Luigi IX, più noto come il re santo, dà il via all’impresa nel 1241, e tre anni più tardi il più è fatto, proprio quando arriva la notizia della presa di Gerusalemme da parte dei mercenari turchi al soldo del sultano di Damasco. Il papa lancia un appello per una crociata, e naturalmente Luigi IX ne ottiene il comando. L’esercito si riunirà proprio ad Aigues Mortes, da dove salperà nell’agosto del 1248.
Si respira ancora aria di crociata girovagando nelle calde serate d’agosto su e giù per le strade perpendicolari della città rettangolare, dominata dalle mura perfettamente conservate. Anche se non le vedi, sia pure solo per qualche istante, la loro presenza si fa sentire nella pietra, nei respiri di un selciato che sembra riflettere il lume delle torce delle sentinelle che montano la guardia. E stemmi in pietra, e massicci anelli di ferro arrugginiti, e lastricati incisi da scalpelli latini. Nelle stradine aleggiano odori e profumi forti, mediterranei, solari. Carne di toro arrostita alla legna di eucalipto, filetti di calamari ai peperoni, bouillabaisse (terrina di pesce mediterraneo profumata allo zafferano, con salsa all’aglio su fette di pane abbrustolito) e ogni altro ben di Dio acquatico. Il tutto innaffiato col Listel, il vinello “grigio” della terra di Camargue, dall’inconfondibile carattere che sposa terra e mare.

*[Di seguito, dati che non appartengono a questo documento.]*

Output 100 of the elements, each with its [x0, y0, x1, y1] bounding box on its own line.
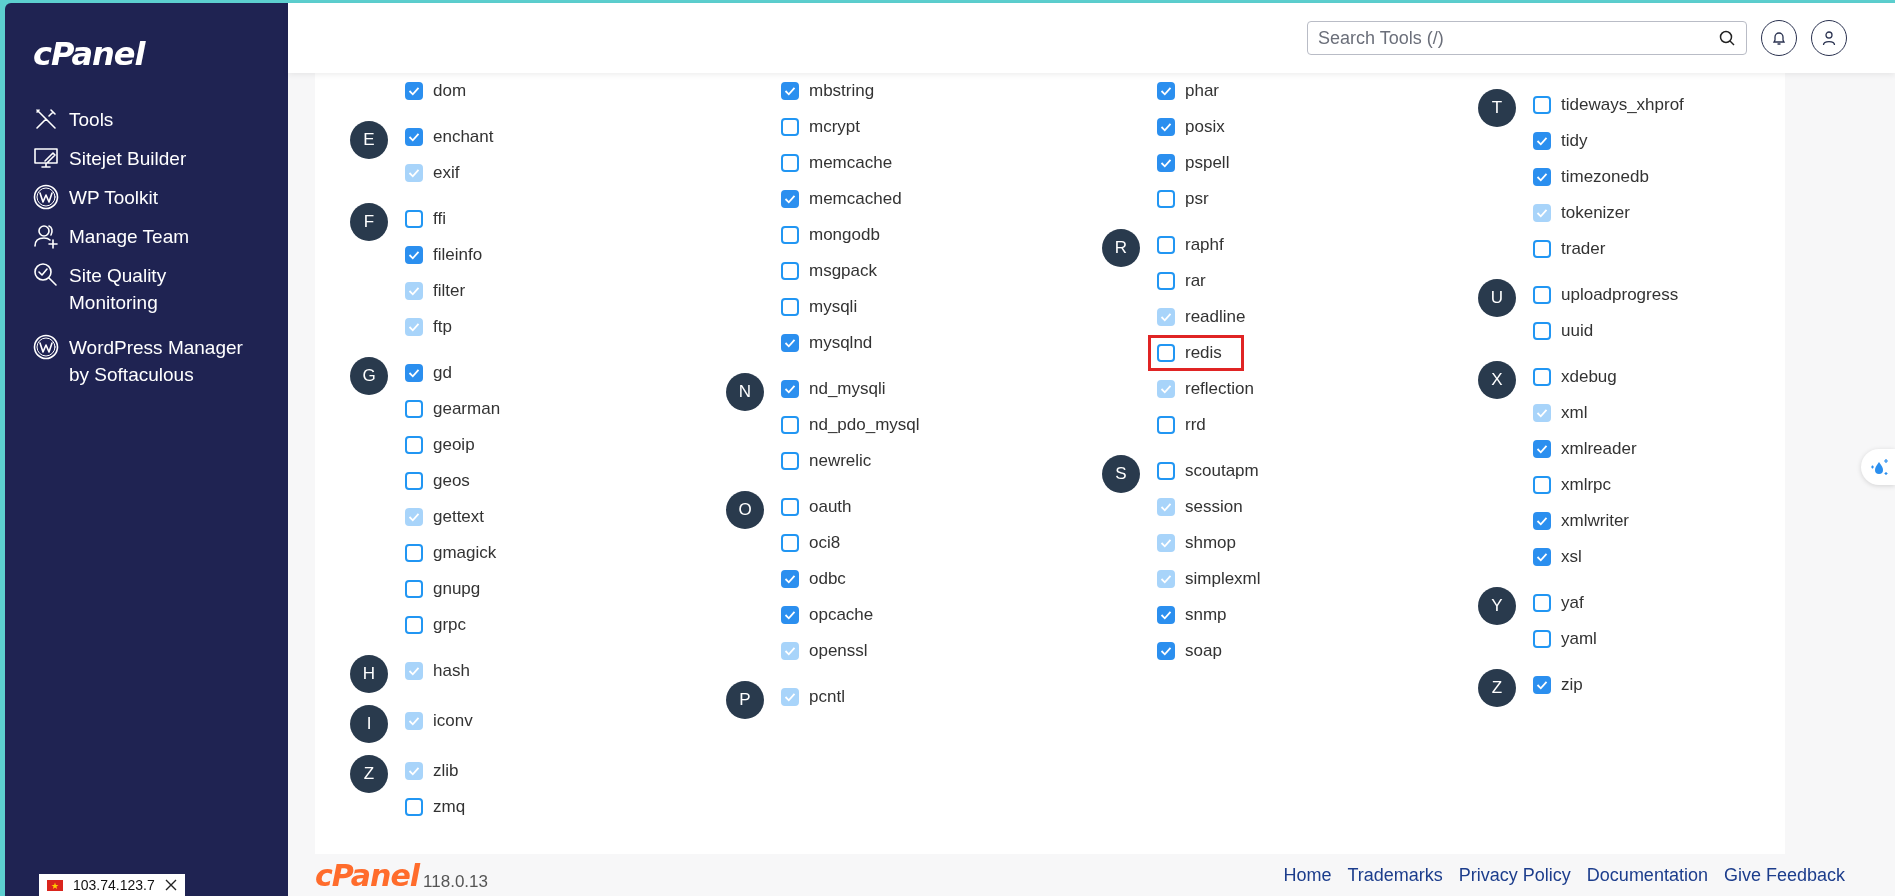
extension-label[interactable]: mysqlnd — [809, 333, 873, 353]
checkbox[interactable] — [405, 246, 423, 264]
checkbox[interactable] — [405, 616, 423, 634]
checkbox[interactable] — [781, 154, 799, 172]
checkbox[interactable] — [1157, 118, 1175, 136]
notifications-button[interactable] — [1761, 20, 1797, 56]
extension-label[interactable]: phar — [1185, 81, 1220, 101]
extension-label[interactable]: memcache — [809, 153, 893, 173]
checkbox[interactable] — [405, 210, 423, 228]
extension-label[interactable]: soap — [1185, 641, 1222, 661]
extension-label[interactable]: rrd — [1185, 415, 1206, 435]
checkbox[interactable] — [781, 190, 799, 208]
search-field[interactable]: Search Tools (/) — [1307, 21, 1747, 55]
checkbox[interactable] — [405, 364, 423, 382]
footer-link[interactable]: Home — [1283, 864, 1332, 886]
extension-label[interactable]: dom — [433, 81, 467, 101]
checkbox[interactable] — [1533, 630, 1551, 648]
nav-item[interactable]: Tools — [33, 106, 114, 134]
extension-label[interactable]: xmlrpc — [1561, 475, 1612, 495]
extension-label[interactable]: psr — [1185, 189, 1209, 209]
extension-label[interactable]: rar — [1185, 271, 1206, 291]
checkbox[interactable] — [781, 82, 799, 100]
checkbox[interactable] — [1533, 676, 1551, 694]
checkbox[interactable] — [1157, 154, 1175, 172]
nav-item[interactable]: Sitejet Builder — [33, 145, 187, 173]
checkbox[interactable] — [405, 798, 423, 816]
checkbox[interactable] — [1533, 548, 1551, 566]
checkbox[interactable] — [1533, 240, 1551, 258]
nav-item[interactable]: Manage Team — [33, 223, 190, 251]
checkbox[interactable] — [405, 128, 423, 146]
checkbox[interactable] — [781, 606, 799, 624]
checkbox[interactable] — [781, 452, 799, 470]
search-icon[interactable] — [1719, 30, 1735, 46]
extension-label[interactable]: raphf — [1185, 235, 1224, 255]
extension-label[interactable]: oauth — [809, 497, 852, 517]
extension-label[interactable]: tideways_xhprof — [1561, 95, 1684, 115]
extension-label[interactable]: zmq — [433, 797, 466, 817]
footer-link[interactable]: Give Feedback — [1723, 864, 1845, 886]
checkbox[interactable] — [1533, 476, 1551, 494]
checkbox[interactable] — [1533, 168, 1551, 186]
nav-item[interactable]: Site Quality Monitoring — [33, 262, 244, 317]
footer-link[interactable]: Documentation — [1586, 864, 1708, 886]
extension-label[interactable]: fileinfo — [433, 245, 483, 265]
extension-label[interactable]: nd_mysqli — [809, 379, 886, 399]
checkbox[interactable] — [1157, 642, 1175, 660]
extension-label[interactable]: tidy — [1561, 131, 1588, 151]
checkbox[interactable] — [1533, 594, 1551, 612]
extension-label[interactable]: gd — [433, 363, 452, 383]
checkbox[interactable] — [405, 544, 423, 562]
extension-label[interactable]: xdebug — [1561, 367, 1617, 387]
checkbox[interactable] — [1157, 416, 1175, 434]
extension-label[interactable]: xmlreader — [1561, 439, 1637, 459]
checkbox[interactable] — [1157, 606, 1175, 624]
extension-label[interactable]: mcrypt — [809, 117, 860, 137]
extension-label[interactable]: xsl — [1561, 547, 1582, 567]
extension-label[interactable]: gearman — [433, 399, 501, 419]
checkbox[interactable] — [781, 534, 799, 552]
checkbox[interactable] — [1157, 82, 1175, 100]
extension-label[interactable]: yaml — [1561, 629, 1597, 649]
checkbox[interactable] — [1157, 344, 1175, 362]
checkbox[interactable] — [1533, 96, 1551, 114]
footer-link[interactable]: Trademarks — [1347, 864, 1443, 886]
extension-label[interactable]: uploadprogress — [1561, 285, 1679, 305]
checkbox[interactable] — [1533, 440, 1551, 458]
extension-label[interactable]: timezonedb — [1561, 167, 1649, 187]
checkbox[interactable] — [405, 400, 423, 418]
checkbox[interactable] — [1533, 368, 1551, 386]
extension-label[interactable]: gmagick — [433, 543, 497, 563]
extension-label[interactable]: geoip — [433, 435, 475, 455]
floating-tab-button[interactable] — [1861, 449, 1895, 485]
checkbox[interactable] — [781, 298, 799, 316]
checkbox[interactable] — [781, 118, 799, 136]
checkbox[interactable] — [781, 334, 799, 352]
user-button[interactable] — [1811, 20, 1847, 56]
checkbox[interactable] — [781, 262, 799, 280]
checkbox[interactable] — [405, 436, 423, 454]
checkbox[interactable] — [1533, 322, 1551, 340]
checkbox[interactable] — [405, 82, 423, 100]
extension-label[interactable]: memcached — [809, 189, 902, 209]
extension-label[interactable]: mysqli — [809, 297, 858, 317]
extension-label[interactable]: posix — [1185, 117, 1225, 137]
extension-label[interactable]: pspell — [1185, 153, 1230, 173]
extension-label[interactable]: xmlwriter — [1561, 511, 1629, 531]
checkbox[interactable] — [1157, 190, 1175, 208]
checkbox[interactable] — [781, 498, 799, 516]
extension-label[interactable]: opcache — [809, 605, 874, 625]
close-icon[interactable] — [164, 879, 177, 891]
checkbox[interactable] — [781, 570, 799, 588]
extension-label[interactable]: trader — [1561, 239, 1606, 259]
extension-label[interactable]: enchant — [433, 127, 494, 147]
extension-label[interactable]: snmp — [1185, 605, 1227, 625]
checkbox[interactable] — [405, 472, 423, 490]
extension-label[interactable]: oci8 — [809, 533, 841, 553]
extension-label[interactable]: grpc — [433, 615, 467, 635]
checkbox[interactable] — [405, 580, 423, 598]
extension-label[interactable]: ffi — [433, 209, 446, 229]
extension-label[interactable]: mongodb — [809, 225, 880, 245]
extension-label[interactable]: gnupg — [433, 579, 481, 599]
checkbox[interactable] — [781, 380, 799, 398]
extension-label[interactable]: redis — [1185, 343, 1222, 363]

Inutile è poi resistere alla tentazione di una passeggiata sulle mura, sui rempart, nel calore di mezzogiorno. La Camargue va ammirata col sole a picco, con la fronte madida di sudore per l’ascesa negli stretti cunicoli a pioli, cullati dal canto stantio delle cicale, e così apprezzare la frescura dell’ombra delle torri e, più tardi, il pastis al bar nella sola piazza alberata della città, attorno al monumento del re santo. Fuori c’è la distesa di acqua e sale; dentro ci sono i tetti, quasi un tessuto ininterrotto, ingentilito dai merli delle mura di fronte.

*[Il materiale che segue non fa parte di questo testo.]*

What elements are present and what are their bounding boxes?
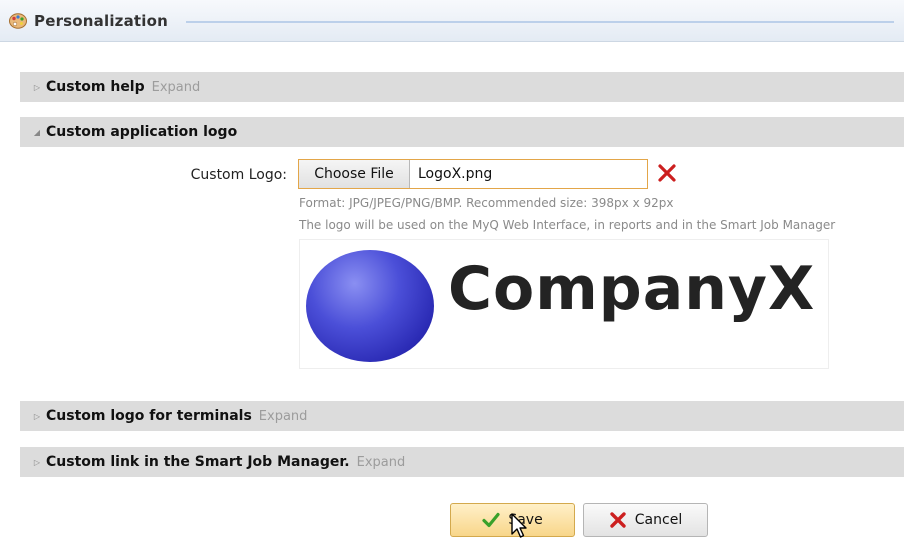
cancel-button-label: Cancel [634,512,683,528]
expanded-arrow-icon: ◢ [33,127,41,137]
section-label: Custom link in the Smart Job Manager. [46,454,350,470]
palette-icon [9,13,27,29]
choose-file-button[interactable]: Choose File [299,160,410,188]
section-label: Custom logo for terminals [46,408,252,424]
custom-logo-label: Custom Logo: [190,167,287,183]
checkmark-icon [482,512,500,528]
collapsed-arrow-icon: ▷ [33,82,41,92]
mouse-pointer-icon [511,513,527,538]
section-custom-help[interactable]: ▷ Custom help Expand [20,72,904,102]
cancel-x-icon [610,512,626,528]
section-custom-logo-terminals[interactable]: ▷ Custom logo for terminals Expand [20,401,904,431]
cancel-button[interactable]: Cancel [583,503,708,537]
section-custom-link[interactable]: ▷ Custom link in the Smart Job Manager. … [20,447,904,477]
custom-logo-file-input[interactable]: Choose File LogoX.png [298,159,648,189]
title-divider [186,21,894,23]
collapsed-arrow-icon: ▷ [33,411,41,421]
section-custom-application-logo[interactable]: ◢ Custom application logo [20,117,904,147]
format-hint: Format: JPG/JPEG/PNG/BMP. Recommended si… [299,196,674,210]
logo-sphere-image [306,250,434,362]
expand-link[interactable]: Expand [259,409,308,424]
section-label: Custom help [46,79,145,95]
custom-logo-row: Custom Logo: Choose File LogoX.png [20,159,904,191]
usage-hint: The logo will be used on the MyQ Web Int… [299,218,836,232]
personalization-page: Personalization ▷ Custom help Expand ◢ C… [0,0,904,544]
logo-preview: CompanyX [299,239,829,369]
remove-x-icon[interactable] [656,162,678,184]
logo-preview-text: CompanyX [448,254,816,324]
collapsed-arrow-icon: ▷ [33,457,41,467]
selected-file-name: LogoX.png [418,166,493,182]
expand-link[interactable]: Expand [152,80,201,95]
page-title: Personalization [34,12,169,30]
title-bar: Personalization [0,0,904,42]
expand-link[interactable]: Expand [357,455,406,470]
section-label: Custom application logo [46,124,238,140]
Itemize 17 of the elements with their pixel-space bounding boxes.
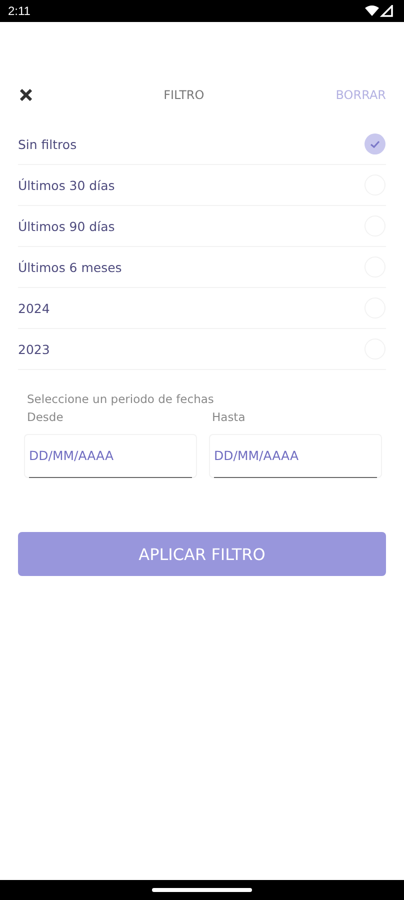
filter-option[interactable]: 2024 <box>18 288 386 329</box>
date-label: Hasta <box>212 410 246 424</box>
home-handle[interactable] <box>152 888 252 892</box>
date-field[interactable]: DD/MM/AAAA <box>209 434 382 478</box>
filter-option[interactable]: Últimos 6 meses <box>18 247 386 288</box>
filter-option[interactable]: Sin filtros <box>18 124 386 165</box>
date-range-prompt: Seleccione un periodo de fechas <box>27 392 215 406</box>
date-field[interactable]: DD/MM/AAAA <box>24 434 197 478</box>
wifi-signal-icon <box>364 5 394 17</box>
filter-option[interactable]: Últimos 90 días <box>18 206 386 247</box>
status-time: 2:11 <box>8 4 30 18</box>
screen-title: FILTRO <box>164 88 204 102</box>
check-circle-icon <box>364 133 386 155</box>
close-icon[interactable] <box>20 89 32 101</box>
filter-option[interactable]: 2023 <box>18 329 386 370</box>
filter-option[interactable]: Últimos 30 días <box>18 165 386 206</box>
date-label: Desde <box>27 410 64 424</box>
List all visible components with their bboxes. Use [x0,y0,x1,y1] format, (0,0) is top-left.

Poi la Torre di Costanza, inconfondibile, un cilindro massiccio inquietante nella sua nuda geometricità. È sormontato da un cilindro agile e slanciato, il faro. Le poche fenditure nella costruzione accentuano il sentimento di minaccia che naturalmente ispira. Qui si consumò uno dei drammi più conosciuti della guerra di religione che oppose nel XVII e nel XVIII secolo cattolici e protestanti; in seguito all’editto di Nantes, qui furono rinchiuse e perirono diverse decine di seguaci di Lutero. Con emozione si ricorda ancor oggi Marie Durant, figlia di un pastore, che rimase segregata per trentotto anni. Sarebbe sua la scritta incisa sul pavimento all’entrata: résister.
Le mura vanno poi ammirate di sera, dall’esterno questa volta, accompagnati dal canto stridente dei grilli e dai rumori inquietanti della fauna della Camargue, selvaggia già due passi fuori dalla porta dei mulini o da quella della regina. Il vento caldo anche nel buio della notte s’infrange contro le pietre che proteggono cappelle e confrerie e cortili, abituate da secoli alla resistenza. Ma una resistenza in qualche modo gioiosa, come la gente che abita la città.
Viene un pensiero sibillino, in contrasto col carattere guerriero della città: hortus conclusus deve essere la comunità della gente, un giardino protetto. Gli abitanti di Aigues Morte, ormai respirano pace e serenità.